Eingangsvorhof mit Fotoausstellung über die Bergbauschulen, die um 1900 öffentliche Schulen waren. Rundgang mit 17 Vitrinen, in denen Gegenstände gezeigt werden. Raum für temporäre Ausstellungen über die Wissenschaft von 1880 bis heute. Raum für temporäre Ausstellungen über die Architektur des Gebäudes und den Architekten Dulac.
Außerdem zu beachten:
- Zwei Lebensläufe (Fotos, Zeugenaussagen, Kriegstagebuch und Korrespondenz) für Schulklassen und Kinder : Antoine Chaînard, 1890 Schüler der Schulbataillone der Saône-et-Loire, 1915 in Verdun gefallen, und Paul Constant Moutardier, Schüler aus Montceau-les-Mines, Normalien in Mâcon, Lehrer in Montceau, 1915 mobilisiert und 1918 in Compiègne gefallen.

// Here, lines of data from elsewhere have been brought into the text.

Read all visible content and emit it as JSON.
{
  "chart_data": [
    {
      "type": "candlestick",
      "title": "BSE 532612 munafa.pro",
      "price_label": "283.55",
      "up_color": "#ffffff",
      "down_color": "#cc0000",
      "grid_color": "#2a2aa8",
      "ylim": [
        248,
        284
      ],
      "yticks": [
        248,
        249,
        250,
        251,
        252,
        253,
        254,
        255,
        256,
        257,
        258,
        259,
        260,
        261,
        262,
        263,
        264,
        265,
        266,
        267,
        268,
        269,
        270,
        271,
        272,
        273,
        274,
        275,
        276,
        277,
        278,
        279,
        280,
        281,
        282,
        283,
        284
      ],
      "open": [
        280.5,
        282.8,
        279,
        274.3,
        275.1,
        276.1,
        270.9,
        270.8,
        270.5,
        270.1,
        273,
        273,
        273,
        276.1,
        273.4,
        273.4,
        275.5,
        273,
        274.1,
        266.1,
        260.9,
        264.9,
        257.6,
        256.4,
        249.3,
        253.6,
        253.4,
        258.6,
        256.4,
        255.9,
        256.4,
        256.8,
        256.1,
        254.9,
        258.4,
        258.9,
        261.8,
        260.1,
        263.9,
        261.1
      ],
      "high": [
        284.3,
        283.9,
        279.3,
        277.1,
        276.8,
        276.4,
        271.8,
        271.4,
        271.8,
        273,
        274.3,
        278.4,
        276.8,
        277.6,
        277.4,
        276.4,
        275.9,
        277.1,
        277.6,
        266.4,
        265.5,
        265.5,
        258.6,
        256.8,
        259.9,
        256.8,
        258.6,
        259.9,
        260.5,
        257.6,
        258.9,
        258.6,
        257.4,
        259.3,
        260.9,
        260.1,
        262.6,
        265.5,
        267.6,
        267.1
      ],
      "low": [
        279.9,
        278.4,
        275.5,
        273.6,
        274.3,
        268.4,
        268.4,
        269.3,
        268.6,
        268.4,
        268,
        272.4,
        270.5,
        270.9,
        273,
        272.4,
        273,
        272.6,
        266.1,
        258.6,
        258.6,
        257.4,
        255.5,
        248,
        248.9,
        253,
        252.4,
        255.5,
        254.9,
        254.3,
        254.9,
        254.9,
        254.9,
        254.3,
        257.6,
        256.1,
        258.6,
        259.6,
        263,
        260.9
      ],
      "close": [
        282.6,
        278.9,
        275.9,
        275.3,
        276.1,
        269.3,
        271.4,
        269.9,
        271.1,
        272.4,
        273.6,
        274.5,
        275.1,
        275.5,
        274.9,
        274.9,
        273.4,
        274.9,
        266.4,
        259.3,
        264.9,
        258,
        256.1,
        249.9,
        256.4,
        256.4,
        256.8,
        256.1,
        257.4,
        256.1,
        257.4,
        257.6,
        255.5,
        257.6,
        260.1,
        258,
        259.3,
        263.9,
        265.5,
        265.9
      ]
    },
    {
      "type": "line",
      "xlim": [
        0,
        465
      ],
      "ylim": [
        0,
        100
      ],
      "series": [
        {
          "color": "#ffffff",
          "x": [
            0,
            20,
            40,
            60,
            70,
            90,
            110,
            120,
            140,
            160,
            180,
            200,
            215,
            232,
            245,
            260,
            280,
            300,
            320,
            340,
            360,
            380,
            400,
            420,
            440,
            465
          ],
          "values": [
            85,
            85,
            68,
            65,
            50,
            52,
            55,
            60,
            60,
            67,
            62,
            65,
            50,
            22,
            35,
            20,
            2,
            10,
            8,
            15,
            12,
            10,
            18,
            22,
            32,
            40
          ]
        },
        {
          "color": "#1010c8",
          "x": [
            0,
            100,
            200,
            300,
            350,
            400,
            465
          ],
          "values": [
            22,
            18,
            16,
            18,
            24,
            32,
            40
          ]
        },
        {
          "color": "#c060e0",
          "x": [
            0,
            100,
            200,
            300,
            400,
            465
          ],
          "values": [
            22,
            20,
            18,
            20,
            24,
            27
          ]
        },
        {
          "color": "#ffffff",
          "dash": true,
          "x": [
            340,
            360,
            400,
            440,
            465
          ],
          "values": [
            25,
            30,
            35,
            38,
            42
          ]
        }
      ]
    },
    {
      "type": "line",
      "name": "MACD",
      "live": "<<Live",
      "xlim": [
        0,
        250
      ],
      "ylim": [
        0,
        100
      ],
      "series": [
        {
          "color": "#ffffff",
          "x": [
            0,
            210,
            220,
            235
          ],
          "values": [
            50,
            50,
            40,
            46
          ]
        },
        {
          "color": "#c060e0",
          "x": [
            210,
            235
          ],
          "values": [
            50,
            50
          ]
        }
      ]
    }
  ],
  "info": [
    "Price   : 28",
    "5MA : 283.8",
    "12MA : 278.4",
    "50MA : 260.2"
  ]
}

- Ein historisches Klassenzimmer 1914/1918 (Präsentation von Kostümen von Schülern und Schülerinnen, Lehrerin aus der Zeit, Aushänge und Tafeln von 1917).
- Ein animiertes Klassenzimmer für eine Schreibaktivität mit der Feder, die Besuchern im Kindes-, Schul- oder Erwachsenenalter angeboten wird.
Das Museum ist mit einem Ressourcenzentrum für Schulkultur verbunden, in dem 20 000 Dokumente und Gegenstände eingesehen werden können.